Recovery after sports Ice baths are a method of therapy
They are commonly used by athletes to recover from intense exercise, but can also be beneficial for people suffering from chronic pain or other conditions. The cold causes vasoconstriction, which narrows the blood vessels and reduces blood flow to the inflamed area.
Recovering from Euro 2024 involves a number of key steps. Plunging the legs into an ice bath for 15 to 20 minutes helps to reduce inflammation and pain. Gentle, static stretching improves muscle flexibility and reduces muscle tension. A sports massage promotes blood circulation and lymphatic drainage, which helps to eliminate metabolic waste and relax the muscles.
In the 24 to 48 hours following the match, low-intensity exercise such as cycling or swimming helps to maintain blood circulation and activate muscle recovery. Wearing compression stockings can help reduce swelling and pain. A nutrient-rich diet and adequate hydration are essential for muscle repair and replenishing lost fluids.
After 48 hours, the intensity and duration of training are gradually increased to prepare the player for the next match. Exercises targeting the movements and muscles required during the match help to improve performance and reduce the risk of injury. Regular medical check-ups monitor the players’ state of health and detect any problems. In addition to these general measures, players’ recovery can also include individualised techniques based on their specific needs. For example, a player with a muscle injury will require more extensive rehabilitation than a player without an injury.
National team medical staff play a crucial role in setting up and monitoring players’ recovery programmes. They work closely with the players to ensure they are able to perform at their best and minimise the risk of injury.
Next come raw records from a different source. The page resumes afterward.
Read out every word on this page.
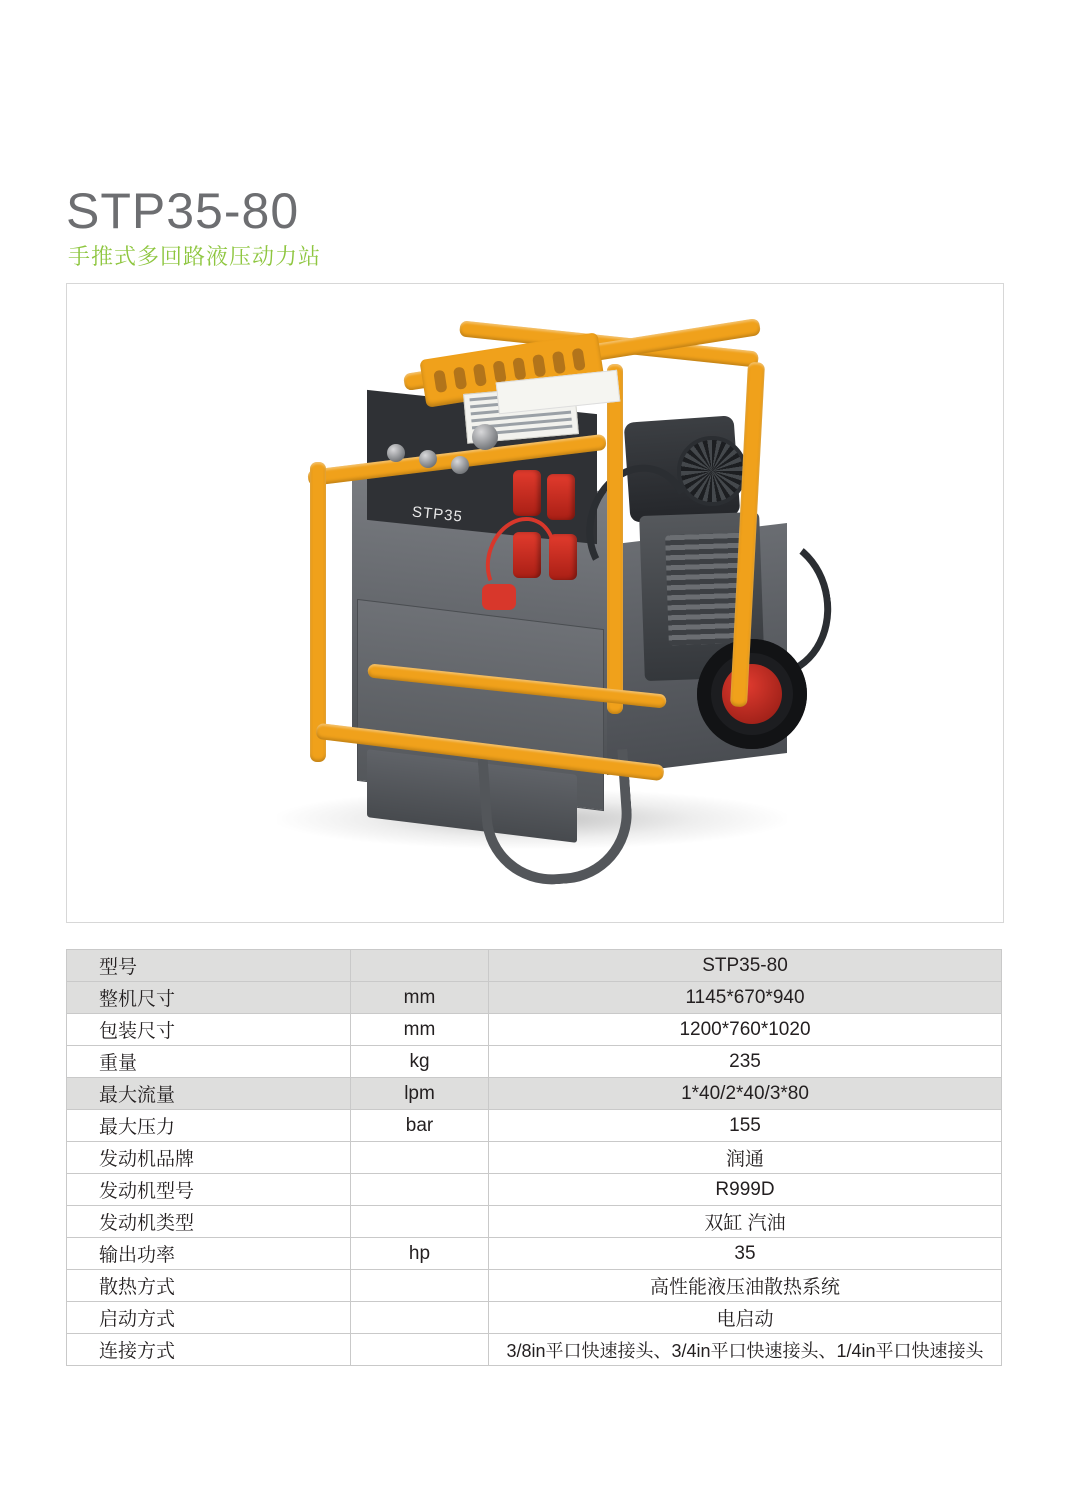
STP35-80
手推式多回路液压动力站
STP35
型号		STP35-80
整机尺寸	mm	1145*670*940
包装尺寸	mm	1200*760*1020
重量	kg	235
最大流量	lpm	1*40/2*40/3*80
最大压力	bar	155
发动机品牌		润通
发动机型号		R999D
发动机类型		双缸 汽油
输出功率	hp	35
散热方式		高性能液压油散热系统
启动方式		电启动
连接方式		3/8in平口快速接头、3/4in平口快速接头、1/4in平口快速接头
Ice baths are a method of cold therapy that involves immersing part or all of the body in ice-cold water for a short period. These are commonly used by athletes to recover from intense exercise, but can also be beneficial for people suffering from chronic pain or other conditions. Cold causes vasoconstriction, which narrows blood vessels and reduces blood flow to the inflamed area. This can help reduce swelling and pain. Cold has an analgesic effect, which means it can help block pain signals sent to the brain. Ice baths can help speed up the muscle recovery process after intense exercise by reducing inflammation and muscle soreness. Cold can help reduce muscle fatigue by reducing the amount of oxygen consumed by the muscles.
Fill a bath or basin with ice-cold water. The water should be between 50 and 59 degrees Fahrenheit. Immerse part or all of your body in water. Don’t stay in the water for more than 15 to 20 minutes. Dry off thoroughly and put on warm clothes. If you feel any tingling or pain, get out of the water immediately. Do not take ice baths if you have health problems, such as heart or circulatory problems. Ice baths can be a safe and effective way of reducing inflammation, pain and muscle fatigue. However, it is important to take them correctly and to follow the safety advice. If you are thinking of taking an ice bath, talk to your doctor first.